Keeping a Diary Can Help Your Journey:
A diary in its simplest form, is a record of each day - the interesting and the mundane things that happen in life, and your thoughts and feelings about both. Keeping a diary has many benefits and is good for your mental health, as it:
Gives you a place to vent your feelings, and a space to process difficult experiences safely and in a less stressful way. It helps you focus on both thoughts and feelings, and not just feelings.
Is a way to record your feelings and views and how they have changed over time. This means it can help you track personal developments over time.
Helps keep track your stress levels or episodes of depression.
Other Benefits to keeping a diary:
It helps improve your writing and become more creative in how you think
It can help you remember events and activities - a diary helps you record the times when you have demonstrated a skill and other successes. When you are applying for a job for example, you have a ready source of examples for job applications. Writing about positive events, and looking back on them, can also boost your self-esteem.
Paper or Electronic?
There is a huge range of electronic options as well as the traditional paper-based route. You could, for example, use:
A note-taking app like Google Keep or other diary apps.
A Word document stored on your laptop or in the cloud.
You could even go ‘open’ and keep a blog, sharing your thoughts with the world, and not just your diary.
Benefits of electronic options - Diary apps are quick and easy to access, and are private. Electronic back-ups in the cloud should mean that even losing your device does not mean that you have lost your diary. It is also easier to craft your thoughts more carefully, and to go back and change them later. This can help refine your thinking, however a disadvantage is that it will not show you your raw thinking when you look back, and may encourage you to spend more time than you really need on your journal.

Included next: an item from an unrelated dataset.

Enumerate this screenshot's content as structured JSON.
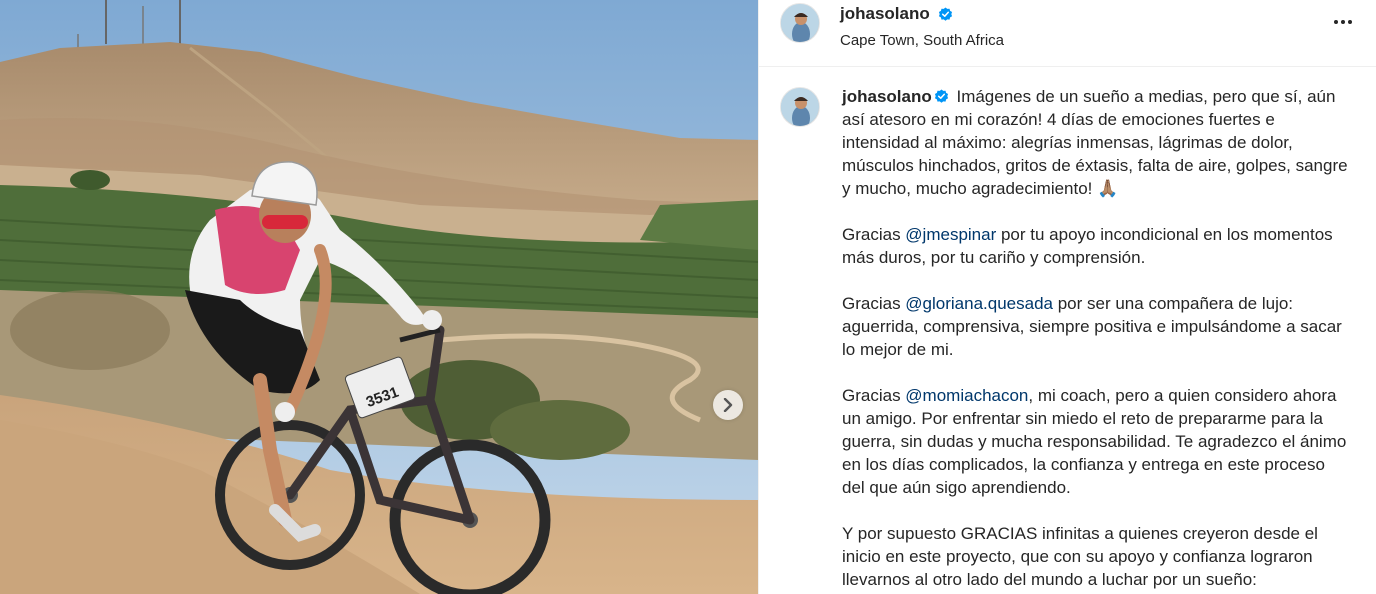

Benefits of the paper-based option: it is completely private. Writing things down long-hand can also be useful practice in ordering your thoughts in advance, which is good if you will ever have to sit written exams.
Tips for Keeping a Diary:
Don’t worry, just write: Your only audience is you. Over time, you will find it becomes easier to write.
Try to write every day, but don’t panic if you miss a few days:
To develop the habit of writing, you may find it easier to develop a regular time slot: for example, just before you go to bed.

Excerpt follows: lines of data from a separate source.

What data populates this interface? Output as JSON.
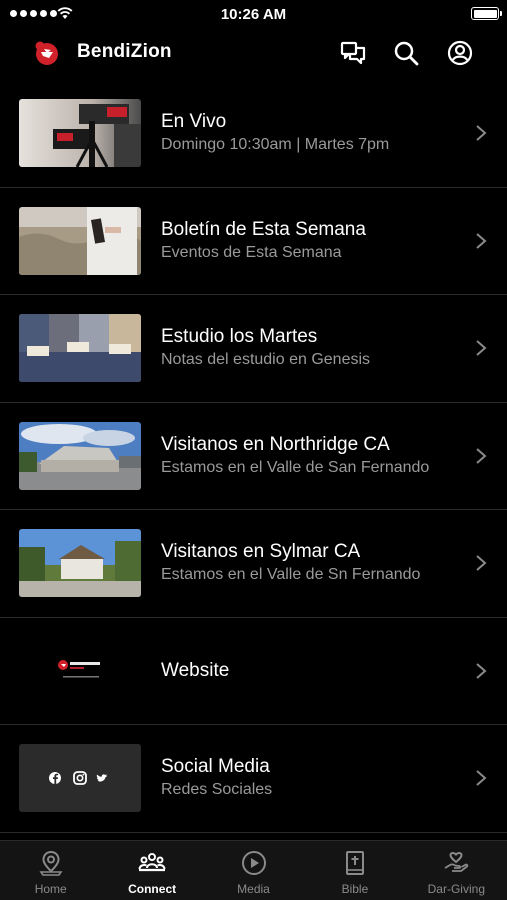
{
  "status_bar": {
    "time": "10:26 AM"
  },
  "header": {
    "app_name": "BendiZion"
  },
  "list": [
    {
      "title": "En Vivo",
      "subtitle": "Domingo 10:30am | Martes 7pm"
    },
    {
      "title": "Boletín de Esta Semana",
      "subtitle": "Eventos de Esta Semana"
    },
    {
      "title": "Estudio los Martes",
      "subtitle": "Notas del estudio en Genesis"
    },
    {
      "title": "Visitanos en Northridge CA",
      "subtitle": "Estamos en el Valle de San Fernando"
    },
    {
      "title": "Visitanos en Sylmar CA",
      "subtitle": "Estamos en el Valle de Sn Fernando"
    },
    {
      "title": "Website",
      "subtitle": ""
    },
    {
      "title": "Social Media",
      "subtitle": "Redes Sociales"
    }
  ],
  "tabs": [
    {
      "label": "Home",
      "icon": "location-pin-icon"
    },
    {
      "label": "Connect",
      "icon": "people-icon",
      "active": true
    },
    {
      "label": "Media",
      "icon": "play-circle-icon"
    },
    {
      "label": "Bible",
      "icon": "bible-icon"
    },
    {
      "label": "Dar-Giving",
      "icon": "giving-hand-icon"
    }
  ],
  "colors": {
    "background": "#000000",
    "brand_red": "#d0202a",
    "subtitle": "#9a9a9a",
    "tabbar": "#141414"
  }
}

Write as if you were writing to a friend, or even your future self:
This will encourage a more informal writing style, and also help you to share information about your feelings and deepest thoughts.
Your diary does not have to be just a written record:
You can also draw or sketch, or stick in pictures from magazines or tickets from events and the like.
You can be negative, but remember to be positive too:
When you look back, there is a reasonable chance that you will have forgotten quite a lot of it. You want to be able to read it to feel good about the things that you have achieved.